Para atender aos pedidos dos plebeus que até então podiam ser enganados pelos patrícios que os julgavam por critérios que nem sempre eram claros, os romanos de 451 AC registraram suas leis e regras processuais mais importantes nas Doze Tábuas e as deixaram expostas no Fórum, à vista de todos.
Seu vizinho vendeu o filho como escravo. Você discorda, mas passa no Fórum e verifica que está escrito lá que ele tem esse direito, não pode reclamar. Parece simples. E é, tanto que a gente nem pensa que por trás disso há duas ideias mais simples ainda.
Uma delas é: as palavras significam o que significam, pai é pai, escravo é escravo etc. A outra é: qualquer pessoa, mesmo o mais humilde plebeu, consegue interpretar as frases formadas pelas palavras simples, o pai pode vender o filho como escravo significa que o pai pode vender o filho como escravo.
Porém, com o tempo, surgiram situações mais complexas e novas leis, tornando necessário impedir que umas conflitassem com outras. E essa função interpretativa acabou geralmente entregue a cortes superiores, também responsáveis por apelações finais.
Havia outra ideia simples implícita nisso, pois não se concebia que o integrante de uma dessas cortes pudesse contestar aquela parte que qualquer plebeu entende. Imaginava-se que ele jamais diria que a mãe pode vender o filho, pois mãe não é pai. Ou que o pai não pode vender a filha, pois filho pode se referir aos dois sexos.
Um romano antigo, por mais pilantra que fosse, jamais proporia uma interpretação dessas. Porém, indo direto para os exemplos próximos e recentes, alguns interpretadores acabaram deixando de lado o princípio de que as pessoas não devem ser diferenciadas por cor ou sexo e estabeleceram quotas para uma cor e um sexo.
E não pararam por aí. Embora a lei diga que casamento é entre um homem e uma mulher, eles decidiram que podia ser entre dois homens ou duas mulheres. Por que não também entre três homens e uma mulher ou outra variação? Porque eles não quiseram, eles é que decidem, não o que está escrito.
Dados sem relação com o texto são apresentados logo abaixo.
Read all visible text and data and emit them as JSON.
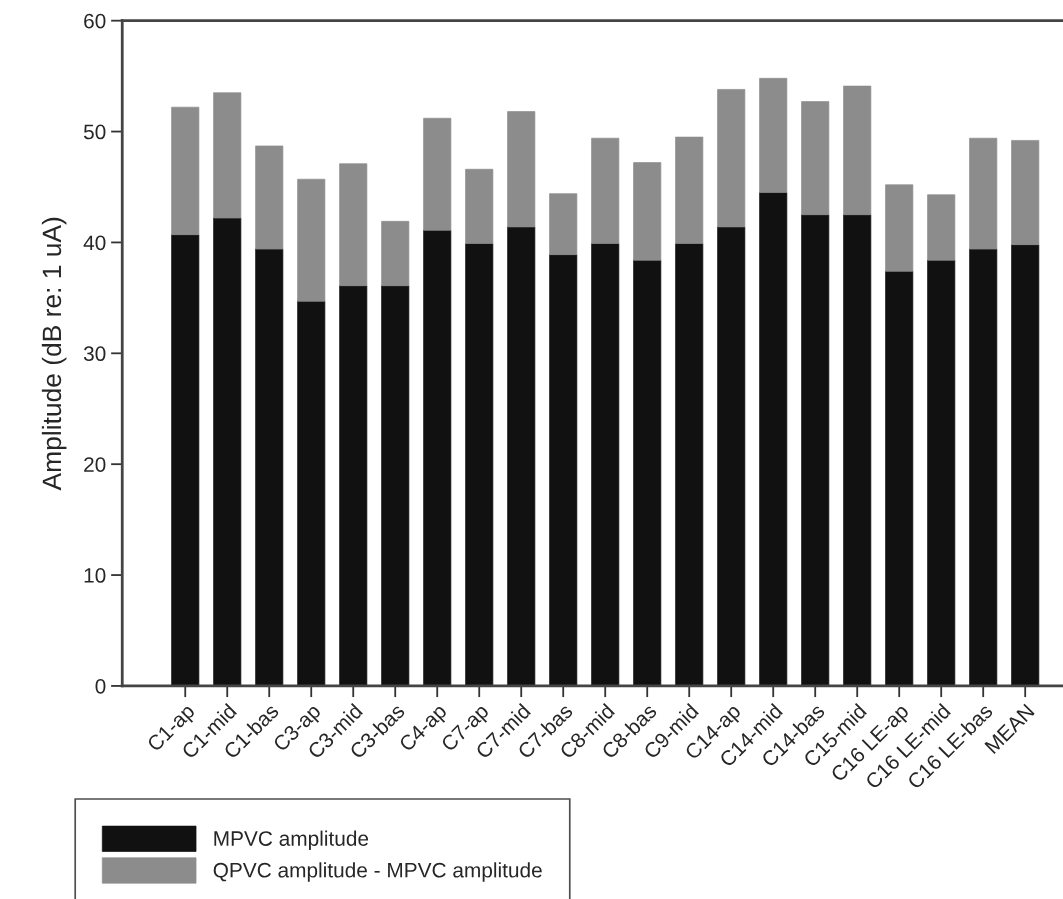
{
  "chart_data": {
    "type": "bar",
    "stacked": true,
    "ylabel": "Amplitude (dB re: 1 uA)",
    "categories": [
      "C1-ap",
      "C1-mid",
      "C1-bas",
      "C3-ap",
      "C3-mid",
      "C3-bas",
      "C4-ap",
      "C7-ap",
      "C7-mid",
      "C7-bas",
      "C8-mid",
      "C8-bas",
      "C9-mid",
      "C14-ap",
      "C14-mid",
      "C14-bas",
      "C15-mid",
      "C16 LE-ap",
      "C16 LE-mid",
      "C16 LE-bas",
      "MEAN"
    ],
    "series": [
      {
        "name": "MPVC amplitude",
        "color": "#111111",
        "values": [
          40.7,
          42.2,
          39.4,
          34.7,
          36.1,
          36.1,
          41.1,
          39.9,
          41.4,
          38.9,
          39.9,
          38.4,
          39.9,
          41.4,
          44.5,
          42.5,
          42.5,
          37.4,
          38.4,
          39.4,
          39.8
        ]
      },
      {
        "name": "QPVC amplitude - MPVC amplitude",
        "color": "#8c8c8c",
        "values": [
          11.5,
          11.3,
          9.3,
          11.0,
          11.0,
          5.8,
          10.1,
          6.7,
          10.4,
          5.5,
          9.5,
          8.8,
          9.6,
          12.4,
          10.3,
          10.2,
          11.6,
          7.8,
          5.9,
          10.0,
          9.4
        ]
      }
    ],
    "ylim": [
      0,
      60
    ],
    "yticks": [
      0,
      10,
      20,
      30,
      40,
      50,
      60
    ],
    "grid": false,
    "legend": "bottom left"
  }
}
E assim foi indo até chegarmos ao ponto em que pessoas podem perder sua empresa ou sua liberdade sem julgamento. Ou podem ser julgadas em processos secretos, sem direito a individualização da acusação e a dupla jurisdição. Ou condenadas por crimes que exigem grupos armados sem terem empunhado arma alguma.
Claro que isso não surgiu do nada e não se restringiu ao campo jurídico ou a um único país. Esse caminho foi pavimentado por todo um esforço de ordem cultural, uma longa operação que envolveu a maior parte da mídia ocidental, as obras de ficção etc. A linguagem em si foi desconstruída, homem pode não ser homem, mulher pode não ser mulher, "e" pode ser sinônimo de "ou" e assim por diante.
Nesse processo, os que manejaram os cordões convenceram muito cidadão de que não ser capaz de interpretar um texto simples como um plebeu romano não o transforma em algo pior que este, mas melhor, em um dos que está junto das "autoridades", um patrício que mostra superioridade ao não seguir as regras escritas.
Tente discutir com um dos abduzidos para ver. Envaidecido por poder mostrar o que julga ser sua superioridade moral, ele passará a discorrer sobre os malefícios do pai vender os filhos, não conseguirá nem entender que a questão em discussão é o risco de um juiz escolher qual parte da lei vai cumprir ou não.
Continue, tente explicar que pessoas não podem ser punidas por um crime inexistente no texto legal ou no qual este deixa claro que não se enquadram. Ele se mostrará orgulhoso de "defender a democracia", repetindo roboticamente a desculpa que lhe deram para arrancar outro pedaço dela.
Não adianta nem lembrar que essas coisas são planejadas para isso mesmo, para que ele se sinta empoderado e as apoie num primeiro momento, mas sem nenhuma garantia de que não se voltarão contra ele amanhã. Ou até mesmo depois de amanhã, quando ele nada mais poderá fazer, contra seu filho ou seu neto.
E chegamos ao Texas
Biden quis destruir as barreiras colocadas pelo Texas para impedir a imigração ilegal e a Suprema Corte tomou uma decisão liminar que ficou um pouco em cima do muro, sem condenar realmente a atitude do estado, mas deixando aberta essa possibilidade. E o governador Greg Abbott adiantou-se e fincou pé na sua posição:
A Constituição dos EUA, que dá aos estados o direito de defenderem seu território por meios próprios, está acima da opinião dos membros de qualquer corte. As "autoridades" não podem inventar interpretações para aquela parte simples que todos entendem sem dificuldade. As palavras significam o que significam e vale o que está escrito.